Подали обед. К обеду пришел и Захар Иванович. Облепищев поместился рядом с Варей. Он почти ни до чего не дотрагивался. Ложки три супу да кусочек куриной котлетки, вот все, что проглотил он за весь обед. И все как-то жался и болезненно морщился, как бы от озноба. Но речь его, порывистая и капризно разнообразная, не утихала ни на минуту. Он то рассказывал о новостях Ниццы — откуда только что приехал, то о впечатлениях дороги, то сообщал какую-нибудь сплетню политического свойства, то восторгался новой пьеской Рубинштейна. И эти капризные переходы, этот певучий и гибкий тон графа, эта мягкая и несколько грустная насмешливость, которой он беспрестанно освещал свои рассказы, ужасно нравились Варе. В ней самой просыпалось какое-то мечтательное и ласковое настроение, и под влиянием этого настроения Мишель все более и более казался ей меньшим братом, больным и милым и несколько загадочным.
А Лукавин преисправно уничтожал и суп, и котлеты, и цыплят à la crapaudine[28], которыми щегольнул-таки Лукьян, и ананас, поданный с шампанским, и дыню-канталупу… А в промежуток говорил с Захаром Иванычем и с Волхонским.
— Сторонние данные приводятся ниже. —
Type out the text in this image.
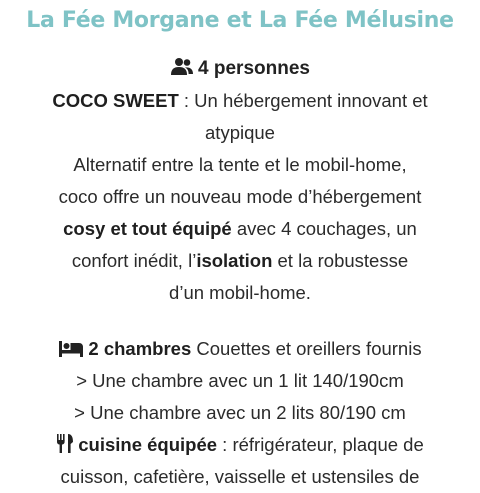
La Fée Morgane et La Fée Mélusine
4 personnes
COCO SWEET : Un hébergement innovant et
atypique
Alternatif entre la tente et le mobil-home,
coco offre un nouveau mode d’hébergement
cosy et tout équipé avec 4 couchages, un
confort inédit, l’isolation et la robustesse
d’un mobil-home.
2 chambres Couettes et oreillers fournis
> Une chambre avec un 1 lit 140/190cm
> Une chambre avec un 2 lits 80/190 cm
cuisine équipée : réfrigérateur, plaque de
cuisson, cafetière, vaisselle et ustensiles de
Впрочем, больше с Захаром Иванычем, чем с Волхонским. Он расспрашивал Захара Иваныча о хозяйстве, о качествах земли; спрашивал, можно ли устроить в окрестности сахарный завод, какой процент сахара можно ожидать в здешней свекловице, каковы должны бы быть условия сбыта, велик ли подвижной состав у ближней железной дороги, как можно эксплуатировать отбросы… И, видимо, оставался доволен обстоятельными и дельными ответами Захара Иваныча.
Пить кофе перешли в гостиную. Граф свернулся на pâté[29], которое по его просьбе придвинули боком к рояли, от времени до времени прикасаясь длинными и прозрачными своими пальцами к клавишам, медленно кусал ломтик ананаса, предварительно опуская его в вазочку с шампанским. Варя поместилась около него.